2. The engine cooling system according to claim 1, wherein said thermostat comprises a first thermostat disposed across a first cooling passage provided in said cylinder block and forming a part of said cooling water passage, and a second thermostat disposed across a second cooling passage provided in a cylinder head of said engine and forming another part of said cooling water passage.

3. The engine cooling system according to claim 2, wherein said cooling water passage comprises a common drainage passage communicating with said first and second cooling passages for allowing the cooling water flowing past said first and second thermostats to be drained off said engine.

4. The engine cooling system according to claim 3, wherein said cylinder block and said cylinder head have respective vertical contact surfaces at which said cylinder block and said cylinder head are mated together laterally, said cooling water passage further comprising a bypass passage extending vertically through said cylinder block between said first cooling passage and said contact surfaces, and said common drainage passage extending between said bypass passage and said contact surfaces along said contact surfaces.

5. The engine cooling system according to claim 1, wherein said thermostat comprises a single thermostat which opens and closes said cooling water passage depending on the temperature of cooling water inside a first cooling passage provided in said cylinder block and forming a part of said cooling water passage and the temperature of cooling water inside a second cooling passage provided in said cylinder head and forming another part of said cooling water passage.

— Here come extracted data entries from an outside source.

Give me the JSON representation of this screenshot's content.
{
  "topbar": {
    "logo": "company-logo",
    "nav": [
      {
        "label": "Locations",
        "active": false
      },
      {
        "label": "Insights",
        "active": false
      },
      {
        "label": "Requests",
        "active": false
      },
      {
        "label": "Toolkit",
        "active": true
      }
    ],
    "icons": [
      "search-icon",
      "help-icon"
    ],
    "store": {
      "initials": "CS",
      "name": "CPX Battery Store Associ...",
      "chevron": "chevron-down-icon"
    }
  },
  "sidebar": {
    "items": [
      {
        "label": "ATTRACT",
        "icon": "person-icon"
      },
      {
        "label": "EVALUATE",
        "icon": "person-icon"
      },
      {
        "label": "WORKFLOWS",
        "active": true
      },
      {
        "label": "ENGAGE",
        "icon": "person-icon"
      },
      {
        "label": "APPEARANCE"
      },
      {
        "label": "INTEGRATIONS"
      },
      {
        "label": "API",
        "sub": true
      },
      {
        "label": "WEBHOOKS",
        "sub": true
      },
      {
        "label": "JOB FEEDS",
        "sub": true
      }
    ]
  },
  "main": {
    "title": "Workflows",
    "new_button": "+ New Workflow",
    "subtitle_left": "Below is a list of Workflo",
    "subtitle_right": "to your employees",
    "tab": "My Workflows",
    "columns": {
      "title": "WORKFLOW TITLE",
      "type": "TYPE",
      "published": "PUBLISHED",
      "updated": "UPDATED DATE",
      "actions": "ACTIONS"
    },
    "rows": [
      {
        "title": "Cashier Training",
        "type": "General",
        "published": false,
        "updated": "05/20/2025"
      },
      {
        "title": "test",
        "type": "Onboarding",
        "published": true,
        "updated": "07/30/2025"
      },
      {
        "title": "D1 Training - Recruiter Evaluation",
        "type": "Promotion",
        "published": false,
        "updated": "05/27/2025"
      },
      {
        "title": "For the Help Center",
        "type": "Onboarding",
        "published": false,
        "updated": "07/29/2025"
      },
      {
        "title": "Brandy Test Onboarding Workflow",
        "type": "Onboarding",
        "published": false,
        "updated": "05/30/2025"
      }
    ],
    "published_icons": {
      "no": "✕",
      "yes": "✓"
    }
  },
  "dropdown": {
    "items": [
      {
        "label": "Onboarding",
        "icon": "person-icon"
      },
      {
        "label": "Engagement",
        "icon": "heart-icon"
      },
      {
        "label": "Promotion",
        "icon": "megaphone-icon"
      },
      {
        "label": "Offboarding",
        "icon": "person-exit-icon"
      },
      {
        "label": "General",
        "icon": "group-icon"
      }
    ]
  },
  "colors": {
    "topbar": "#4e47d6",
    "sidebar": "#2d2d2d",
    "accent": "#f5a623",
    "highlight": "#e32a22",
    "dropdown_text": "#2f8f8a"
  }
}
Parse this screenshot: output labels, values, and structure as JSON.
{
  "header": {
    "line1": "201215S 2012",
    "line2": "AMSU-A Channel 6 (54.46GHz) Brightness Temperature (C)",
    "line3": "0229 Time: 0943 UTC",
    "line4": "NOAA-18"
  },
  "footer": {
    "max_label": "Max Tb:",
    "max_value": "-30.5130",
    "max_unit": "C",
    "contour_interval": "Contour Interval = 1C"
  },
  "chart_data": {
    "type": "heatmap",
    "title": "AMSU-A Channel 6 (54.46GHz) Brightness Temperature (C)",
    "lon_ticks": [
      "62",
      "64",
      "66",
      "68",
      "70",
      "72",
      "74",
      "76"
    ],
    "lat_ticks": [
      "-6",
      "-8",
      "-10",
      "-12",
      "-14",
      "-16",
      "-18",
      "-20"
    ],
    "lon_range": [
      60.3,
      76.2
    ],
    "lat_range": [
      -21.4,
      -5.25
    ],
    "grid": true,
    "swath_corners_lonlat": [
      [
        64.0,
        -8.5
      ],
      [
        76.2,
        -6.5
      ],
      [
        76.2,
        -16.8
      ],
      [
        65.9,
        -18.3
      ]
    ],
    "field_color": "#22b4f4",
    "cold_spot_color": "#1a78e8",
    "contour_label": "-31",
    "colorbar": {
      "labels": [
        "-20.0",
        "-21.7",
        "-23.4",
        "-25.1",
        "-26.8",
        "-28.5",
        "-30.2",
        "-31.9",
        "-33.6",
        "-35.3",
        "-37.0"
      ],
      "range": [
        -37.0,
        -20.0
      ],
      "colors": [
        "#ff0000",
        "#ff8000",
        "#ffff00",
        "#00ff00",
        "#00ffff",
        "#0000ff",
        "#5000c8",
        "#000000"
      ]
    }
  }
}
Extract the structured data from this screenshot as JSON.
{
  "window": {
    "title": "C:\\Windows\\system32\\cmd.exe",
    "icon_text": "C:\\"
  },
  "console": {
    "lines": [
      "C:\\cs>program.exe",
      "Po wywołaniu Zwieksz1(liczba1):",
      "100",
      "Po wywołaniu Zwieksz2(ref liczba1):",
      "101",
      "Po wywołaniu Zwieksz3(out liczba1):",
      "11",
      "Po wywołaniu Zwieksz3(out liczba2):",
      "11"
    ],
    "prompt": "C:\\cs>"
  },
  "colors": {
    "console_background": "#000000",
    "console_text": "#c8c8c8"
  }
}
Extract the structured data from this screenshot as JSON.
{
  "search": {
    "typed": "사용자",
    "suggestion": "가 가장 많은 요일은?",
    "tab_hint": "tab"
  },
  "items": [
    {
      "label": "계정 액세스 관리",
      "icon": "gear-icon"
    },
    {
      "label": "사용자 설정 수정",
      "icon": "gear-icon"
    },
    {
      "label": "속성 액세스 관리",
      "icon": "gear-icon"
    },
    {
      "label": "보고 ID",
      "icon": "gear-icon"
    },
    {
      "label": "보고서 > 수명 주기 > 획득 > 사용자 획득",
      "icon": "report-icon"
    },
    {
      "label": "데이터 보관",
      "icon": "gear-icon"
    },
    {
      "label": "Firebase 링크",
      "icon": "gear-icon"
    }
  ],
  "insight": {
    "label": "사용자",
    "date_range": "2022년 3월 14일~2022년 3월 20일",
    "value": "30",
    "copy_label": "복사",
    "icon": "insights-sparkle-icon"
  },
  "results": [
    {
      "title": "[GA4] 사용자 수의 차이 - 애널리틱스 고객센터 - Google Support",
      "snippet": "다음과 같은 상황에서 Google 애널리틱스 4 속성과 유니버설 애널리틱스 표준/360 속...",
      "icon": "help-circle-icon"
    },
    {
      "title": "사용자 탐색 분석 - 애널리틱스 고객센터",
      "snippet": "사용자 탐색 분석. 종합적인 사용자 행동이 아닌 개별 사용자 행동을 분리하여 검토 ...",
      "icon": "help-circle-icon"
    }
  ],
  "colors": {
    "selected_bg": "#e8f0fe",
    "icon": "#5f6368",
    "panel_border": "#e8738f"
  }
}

6. The engine cooling system according to claim 5, wherein said cooling water passage comprises a common drainage passage communicating with said first and second cooling passages for allowing the cooling water flowing past said single thermostat to be drained of said engine.

7. The engine cooling system according to claim 6, wherein said cylinder block and said cylinder head have respective vertical contact surfaces at which said cylinder block and said cylinder head are mated together laterally, said cooling water passage further comprising a bypass passage extending vertically through said cylinder block between said first cooling passage and said contact surfaces, and said common drainage passage extending between said bypass passage and said contact surfaces along said contact surfaces.

8. An engine cooling system for an outboard motor, said outboard motor having a cylinder block and a cylinder head, said system comprising:

a thermostat disposed across said cooling water passage to open and close said cooling water passage depending on the temperature of cooling water inside a first cooling passage provided in said cylinder block and forming a part of said cooling water passage and the temperature of cooling water inside a second cooling passage provided in said cylinder head and forming another part of said cooling water passage, said cooling water passage including a common drainage passage communicating with said first and second cooling passages for allowing the cooling water flowing past said thermostat to be drained of said engine, said cylinder block and said cylinder head having respective vertical contact surfaces at which said cylinder block and said cylinder head are mated together laterally, said cooling water passage further comprising a bypass passage extending vertically through said cylinder block between said first cooling passage and said contact surfaces, and said common drainage passage extending between said bypass passage and said contact surfaces along said contact surfaces; and

a relief valve disposed across said cooling water passage to open and close said cooling water passage depending on the pressure of cooling water inside said cooling water passage.